A group of scientists who work on metal-organic frameworks (MOFs) would be the potential electrolytes and catalysts that will replace traditional polymer membranes and expensive platinum catalyst. MOFs are porous coordination polymers that consist of metal nodes connected by organic linkers. MOFs exhibit many exclusive properties like large surface area, adjustable pore sizes, thermal stability, and desirable electrochemical characteristics. At 25 °C temperature and 98% relative humid condition, MOFs exhibit 4.2 x 10−2 S/cm conductivity which is close to Nafion.4 Instead of the traditional single crystal MOFs, nowadays, researchers successfully produce thin film MOFs for industrial application.
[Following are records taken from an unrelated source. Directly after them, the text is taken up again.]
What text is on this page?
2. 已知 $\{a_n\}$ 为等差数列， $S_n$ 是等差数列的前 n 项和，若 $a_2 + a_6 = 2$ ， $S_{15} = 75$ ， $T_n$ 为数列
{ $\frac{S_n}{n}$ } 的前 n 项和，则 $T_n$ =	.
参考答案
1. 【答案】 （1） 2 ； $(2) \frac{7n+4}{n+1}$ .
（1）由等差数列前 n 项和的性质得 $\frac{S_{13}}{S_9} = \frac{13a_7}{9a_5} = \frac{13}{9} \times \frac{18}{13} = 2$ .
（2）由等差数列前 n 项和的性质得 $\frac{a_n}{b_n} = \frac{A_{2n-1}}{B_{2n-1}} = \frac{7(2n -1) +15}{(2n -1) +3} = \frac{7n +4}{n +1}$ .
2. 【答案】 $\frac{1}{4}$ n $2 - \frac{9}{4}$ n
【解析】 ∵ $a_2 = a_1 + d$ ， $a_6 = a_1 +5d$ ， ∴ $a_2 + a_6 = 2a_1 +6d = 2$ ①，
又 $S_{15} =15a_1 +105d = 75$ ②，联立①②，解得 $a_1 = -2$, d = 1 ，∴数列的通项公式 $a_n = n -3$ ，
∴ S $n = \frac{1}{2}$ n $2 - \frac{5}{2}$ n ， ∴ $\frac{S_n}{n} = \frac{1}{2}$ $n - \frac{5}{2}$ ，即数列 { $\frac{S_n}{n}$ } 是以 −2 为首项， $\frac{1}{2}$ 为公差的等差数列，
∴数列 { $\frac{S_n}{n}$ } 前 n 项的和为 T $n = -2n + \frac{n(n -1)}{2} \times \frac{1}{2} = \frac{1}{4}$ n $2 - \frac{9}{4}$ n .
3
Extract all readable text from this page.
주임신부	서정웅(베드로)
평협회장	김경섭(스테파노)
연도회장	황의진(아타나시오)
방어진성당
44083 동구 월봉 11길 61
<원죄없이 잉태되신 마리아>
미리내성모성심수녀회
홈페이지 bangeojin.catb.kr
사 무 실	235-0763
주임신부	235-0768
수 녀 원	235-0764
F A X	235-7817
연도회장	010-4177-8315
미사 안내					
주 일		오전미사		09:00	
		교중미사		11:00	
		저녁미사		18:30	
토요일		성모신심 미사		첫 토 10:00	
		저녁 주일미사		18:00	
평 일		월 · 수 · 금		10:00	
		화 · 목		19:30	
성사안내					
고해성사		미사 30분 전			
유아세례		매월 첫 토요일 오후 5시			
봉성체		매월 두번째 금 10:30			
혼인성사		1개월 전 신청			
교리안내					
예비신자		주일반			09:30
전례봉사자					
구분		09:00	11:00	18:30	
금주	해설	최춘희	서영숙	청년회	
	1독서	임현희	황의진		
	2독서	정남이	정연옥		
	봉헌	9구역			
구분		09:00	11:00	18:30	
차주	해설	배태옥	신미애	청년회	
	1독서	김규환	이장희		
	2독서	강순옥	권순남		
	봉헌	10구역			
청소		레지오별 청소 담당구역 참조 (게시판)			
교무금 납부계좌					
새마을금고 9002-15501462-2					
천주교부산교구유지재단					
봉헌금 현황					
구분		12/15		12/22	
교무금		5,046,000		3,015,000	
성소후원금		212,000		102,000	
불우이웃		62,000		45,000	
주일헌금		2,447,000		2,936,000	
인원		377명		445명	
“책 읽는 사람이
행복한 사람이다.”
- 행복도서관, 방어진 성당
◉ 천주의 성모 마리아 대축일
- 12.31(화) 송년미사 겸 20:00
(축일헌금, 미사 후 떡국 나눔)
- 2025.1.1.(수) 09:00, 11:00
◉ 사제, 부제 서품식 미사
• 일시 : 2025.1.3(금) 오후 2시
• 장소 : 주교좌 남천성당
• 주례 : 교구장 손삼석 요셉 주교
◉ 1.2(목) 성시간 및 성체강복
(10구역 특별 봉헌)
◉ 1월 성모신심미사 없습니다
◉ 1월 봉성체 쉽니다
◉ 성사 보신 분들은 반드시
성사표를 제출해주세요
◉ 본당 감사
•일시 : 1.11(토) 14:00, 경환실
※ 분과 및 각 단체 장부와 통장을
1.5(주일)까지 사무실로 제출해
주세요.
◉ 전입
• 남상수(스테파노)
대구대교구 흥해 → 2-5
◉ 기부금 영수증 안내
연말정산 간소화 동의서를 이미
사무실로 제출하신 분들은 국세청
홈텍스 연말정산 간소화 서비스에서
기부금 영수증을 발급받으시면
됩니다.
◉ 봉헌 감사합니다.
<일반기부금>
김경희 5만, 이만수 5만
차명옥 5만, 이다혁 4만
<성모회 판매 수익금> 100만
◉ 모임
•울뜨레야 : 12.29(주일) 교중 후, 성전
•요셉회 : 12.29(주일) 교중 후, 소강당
Therefore, polymer membranes will be replaced by MOFs in near future. MOFs are ideal candidates to become catalysts due to their tunable pore size, large surface area and high-volume density.  Future research on MOFs will be helpful to achieve proper mechanical strength, good conductivity and water stability that is required to play important role on PEM fuel cells. 

References:

  1. Mack, F.; Aniol, K.; Ellwein, C.; Kerres, J.; Zeis. R. J. Mater. Chem. A, 2015, 3, 10864-10874.
  2. Chandran, P.; Ghosh A.; Ramaprabhu S. Sci. Rep. 2018, 8, 3591.
  3. The Future. Available Now. https://ssl.toyota.com/mirai/fcv.html (accessed Oct 22, 2018)
  4. Ramaswamy, P.; Wong, N.E.; Shimizu G.K.H. Chem. Soc. Rev., 2014, 43, 5913-5932.
  5. Cao, Y.; Li Z.; Wu, H.; Yin, Y.; Cao L.; He X.; Jiang, Z.; Electrochim. Acta, 2017, 240, 186-194.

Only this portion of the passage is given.